SPD, Grüne und Linke tragen keines der drei Vorhaben mit. Die AfD hingegen will ihnen zustimmen, trotz kritischer AfD-Passagen in den beiden Anträgen. 

Am einfachsten könnte es für den Gesetzentwurf am Freitag werden. Diesem wollen neben Union auch AfD, FDP und BSW zustimmen. 

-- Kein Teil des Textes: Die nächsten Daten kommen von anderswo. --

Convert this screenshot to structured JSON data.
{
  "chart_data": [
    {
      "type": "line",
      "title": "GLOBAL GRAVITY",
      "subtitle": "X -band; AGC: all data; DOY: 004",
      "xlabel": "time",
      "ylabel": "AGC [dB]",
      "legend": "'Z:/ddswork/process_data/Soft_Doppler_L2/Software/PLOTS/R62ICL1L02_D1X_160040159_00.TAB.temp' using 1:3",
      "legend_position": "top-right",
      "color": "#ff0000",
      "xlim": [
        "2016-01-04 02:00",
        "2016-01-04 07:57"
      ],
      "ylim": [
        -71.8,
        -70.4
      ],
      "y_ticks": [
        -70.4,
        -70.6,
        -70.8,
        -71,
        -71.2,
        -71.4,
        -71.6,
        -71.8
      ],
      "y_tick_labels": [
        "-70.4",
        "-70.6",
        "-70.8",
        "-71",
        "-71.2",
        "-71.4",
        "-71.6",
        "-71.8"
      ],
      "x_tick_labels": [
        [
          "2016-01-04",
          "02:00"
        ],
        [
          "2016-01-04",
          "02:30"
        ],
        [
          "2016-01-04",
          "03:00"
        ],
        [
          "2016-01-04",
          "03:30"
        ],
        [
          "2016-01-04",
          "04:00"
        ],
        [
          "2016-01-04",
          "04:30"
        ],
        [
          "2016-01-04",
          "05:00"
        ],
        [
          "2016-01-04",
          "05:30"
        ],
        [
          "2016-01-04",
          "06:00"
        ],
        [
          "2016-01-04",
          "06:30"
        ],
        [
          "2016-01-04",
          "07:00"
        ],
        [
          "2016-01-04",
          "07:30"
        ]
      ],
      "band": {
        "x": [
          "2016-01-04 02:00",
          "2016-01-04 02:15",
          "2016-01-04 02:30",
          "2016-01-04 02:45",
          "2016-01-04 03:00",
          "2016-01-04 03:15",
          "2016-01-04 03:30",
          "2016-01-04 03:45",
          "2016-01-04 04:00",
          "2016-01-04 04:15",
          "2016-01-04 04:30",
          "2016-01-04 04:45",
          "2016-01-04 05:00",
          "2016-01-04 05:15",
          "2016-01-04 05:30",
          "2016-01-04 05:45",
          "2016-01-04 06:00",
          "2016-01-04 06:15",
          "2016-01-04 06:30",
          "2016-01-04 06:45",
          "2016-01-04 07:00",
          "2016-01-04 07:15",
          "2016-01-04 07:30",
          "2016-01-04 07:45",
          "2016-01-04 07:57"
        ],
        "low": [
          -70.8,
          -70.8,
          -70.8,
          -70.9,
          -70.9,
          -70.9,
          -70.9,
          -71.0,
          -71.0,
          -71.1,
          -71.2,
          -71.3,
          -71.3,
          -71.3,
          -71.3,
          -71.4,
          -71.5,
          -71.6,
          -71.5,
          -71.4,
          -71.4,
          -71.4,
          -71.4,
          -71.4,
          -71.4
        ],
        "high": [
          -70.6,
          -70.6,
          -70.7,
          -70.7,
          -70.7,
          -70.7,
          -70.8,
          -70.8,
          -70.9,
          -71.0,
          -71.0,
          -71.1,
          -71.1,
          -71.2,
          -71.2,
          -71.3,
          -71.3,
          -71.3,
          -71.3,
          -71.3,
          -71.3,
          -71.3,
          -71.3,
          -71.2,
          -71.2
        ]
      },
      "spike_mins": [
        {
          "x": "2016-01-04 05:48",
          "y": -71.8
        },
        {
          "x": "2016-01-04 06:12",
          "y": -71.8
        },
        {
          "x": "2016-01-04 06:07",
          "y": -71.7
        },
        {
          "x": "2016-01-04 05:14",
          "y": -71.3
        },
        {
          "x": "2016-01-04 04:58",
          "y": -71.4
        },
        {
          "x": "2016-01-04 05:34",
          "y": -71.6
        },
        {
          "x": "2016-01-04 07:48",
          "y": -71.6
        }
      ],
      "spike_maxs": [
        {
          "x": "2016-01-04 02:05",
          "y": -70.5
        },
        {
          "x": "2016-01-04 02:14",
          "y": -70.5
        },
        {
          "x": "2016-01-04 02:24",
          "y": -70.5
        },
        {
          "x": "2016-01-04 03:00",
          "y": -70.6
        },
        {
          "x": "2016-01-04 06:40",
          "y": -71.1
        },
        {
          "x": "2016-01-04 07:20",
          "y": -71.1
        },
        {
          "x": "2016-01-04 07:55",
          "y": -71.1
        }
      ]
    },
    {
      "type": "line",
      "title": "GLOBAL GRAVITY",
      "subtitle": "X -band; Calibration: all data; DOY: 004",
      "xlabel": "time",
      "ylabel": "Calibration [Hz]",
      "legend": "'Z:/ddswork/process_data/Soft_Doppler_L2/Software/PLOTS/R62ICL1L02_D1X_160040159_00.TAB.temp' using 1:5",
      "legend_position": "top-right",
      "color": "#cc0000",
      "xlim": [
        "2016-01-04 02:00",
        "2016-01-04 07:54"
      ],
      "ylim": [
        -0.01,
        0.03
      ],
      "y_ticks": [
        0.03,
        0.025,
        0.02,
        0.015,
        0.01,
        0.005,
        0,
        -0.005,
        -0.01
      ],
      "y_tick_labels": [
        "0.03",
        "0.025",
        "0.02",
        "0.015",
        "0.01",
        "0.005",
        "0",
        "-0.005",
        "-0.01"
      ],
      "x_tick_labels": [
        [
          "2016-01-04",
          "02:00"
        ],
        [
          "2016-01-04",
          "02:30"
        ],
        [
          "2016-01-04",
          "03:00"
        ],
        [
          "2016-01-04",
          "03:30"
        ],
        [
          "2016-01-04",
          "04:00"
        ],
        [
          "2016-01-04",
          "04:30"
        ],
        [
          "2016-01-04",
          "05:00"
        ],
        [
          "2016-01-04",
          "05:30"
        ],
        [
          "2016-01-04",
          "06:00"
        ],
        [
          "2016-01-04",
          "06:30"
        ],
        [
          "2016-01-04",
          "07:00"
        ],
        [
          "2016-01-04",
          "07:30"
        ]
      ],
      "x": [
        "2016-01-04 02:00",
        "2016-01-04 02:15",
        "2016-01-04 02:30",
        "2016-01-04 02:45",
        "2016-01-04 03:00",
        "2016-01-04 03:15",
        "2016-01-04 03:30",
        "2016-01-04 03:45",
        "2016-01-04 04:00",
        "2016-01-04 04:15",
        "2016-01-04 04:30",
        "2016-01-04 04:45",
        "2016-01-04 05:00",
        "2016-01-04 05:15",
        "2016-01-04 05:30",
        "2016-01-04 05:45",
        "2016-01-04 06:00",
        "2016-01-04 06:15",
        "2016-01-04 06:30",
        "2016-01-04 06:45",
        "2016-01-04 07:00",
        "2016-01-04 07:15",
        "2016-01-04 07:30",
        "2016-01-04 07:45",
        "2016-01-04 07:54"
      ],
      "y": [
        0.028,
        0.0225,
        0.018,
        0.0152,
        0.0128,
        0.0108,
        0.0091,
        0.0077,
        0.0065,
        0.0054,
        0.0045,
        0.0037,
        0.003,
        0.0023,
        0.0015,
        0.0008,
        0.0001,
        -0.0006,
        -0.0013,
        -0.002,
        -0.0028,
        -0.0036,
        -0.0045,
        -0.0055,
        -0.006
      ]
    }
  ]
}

Den Fünf-Punkte-Plan wollen AfD und FDP mittragen. Von BSW-Gründerin Sahra Wagenknecht hieß es gestern hingegen, sie würde nach aktuellem Stand «nicht von einer Zustimmung ausgehen» - dies sei aber noch offen, ergänzte eine Parteisprecherin. Der zweite Antrag zur Sicherheitspolitik findet zwar Zustimmung bei Union und AfD, nicht aber von FDP und BSW. 

Dringende Warnungen von Scholz und Habeck 

Auch wenn die Anträge am Mittwoch durchkämen, hätten sie nur appellatorischen Charakter. Kanzler Scholz sagte gestern Abend bei einer Wahlkampfveranstaltung in Berlin, sie würden «erstmal gar nichts bewirken». Umso mehr sei es «empörend», dass die Union entgegen früherer Aussagen in Kauf nehme, dass eine Mehrheit nur mit Stimmen der AfD zustande komme, sagte der SPD-Kanzlerkandidat. Scholz warnte zugleich vor einer schwarz-blauen Mehrheit im Bundestag nach der Wahl. 

SPD-Chef Lars Klingbeil sagte in der ZDF-Sendung «Wie geht's, Deutschland?», er sei «bestürzt», dass wahrscheinlich erstmals in der Geschichte des Landes Union und AfD gemeinsame Sache im Parlament machen. «Das wird unser Land verändern», sagte Klingbeil. 

«Tun Sie es nicht, Herr Merz»

Grünen-Kanzlerkandidat Robert Habeck appellierte via Instagram an seinen Konkurrenten von der Union: «Tun Sie es nicht, Herr Merz.» Habeck sprach von einem «Scheideweg in der politischen Kultur unseres Landes». Die Union begäbe sich in die Fänge der AfD. «Dieses Verhalten jetzt macht Europa kaputt.» 

Außenministerin Annalena Baerbock (Grüne) sagte den Zeitungen der Funke Mediengruppe: «Dass Friedrich Merz just in Zeiten, in denen Europa eigentlich zusammenstehen muss, unsere europäischen Nachbarn vor den Kopf stößt, schadet Deutschland massiv.» 

AfD-Chefin Alice Weidel sieht sich hingegen mit der Union auf einer Linie. Sie sagte in der ZDF-Sendung «Wie geht's, Deutschland?», der Antrag mit fünf Punkten sei «von der AfD abgeschrieben» und enthalte Forderungen, die ihre Partei bereits seit Jahren vorgebracht habe. 

Rückendeckung für Merz' Vorgehen - Keine Zusammenarbeit mit AfD

Die Vize-Chefin der CDU, Karin Prien, verteidigte ihren Parteichef hingegen. «Ich stehe in der Sache an der Seite von Friedrich Merz», sagte Prien, die dem liberalen Lager der Partei angehört, dem «Stern». «Nur wenn eine Mitte-Rechts-Partei wie die CDU das Migrations-Problem in Deutschland gelöst bekommt, kann das die Erosion unserer Demokratie und den Aufstieg radikaler Kräfte noch abwenden», sagte sie. 

CDU-Generalsekretär Carsten Linnemann sagte der «Rheinischen Post», das Land brauche eine «Kehrtwende in der Migrationspolitik» und vor allem einen Stopp der illegalen Migration. Er betonte zugleich: «Ich werde nicht eine Sekunde mit der AfD oder ihren Verantwortlichen zusammenarbeiten. Sonst bin ich nicht mehr hier. Das gilt auch für Friedrich Merz.» 

CSU-Chef Markus Söder verteidigte ebenfalls Merz? Kurs und das Vorgehen der Union gegen Kritik, für eine Mehrheit Stimmen der AfD in Kauf zu nehmen. Es gehe im Bundestag nun um eine sachlich gebotene Entscheidung. «Es ist auch keine Zusammenarbeit, deswegen wird auch keine Brandmauer fallen», sagte der bayerische Ministerpräsident in der ARD-Sendung «Maischberger».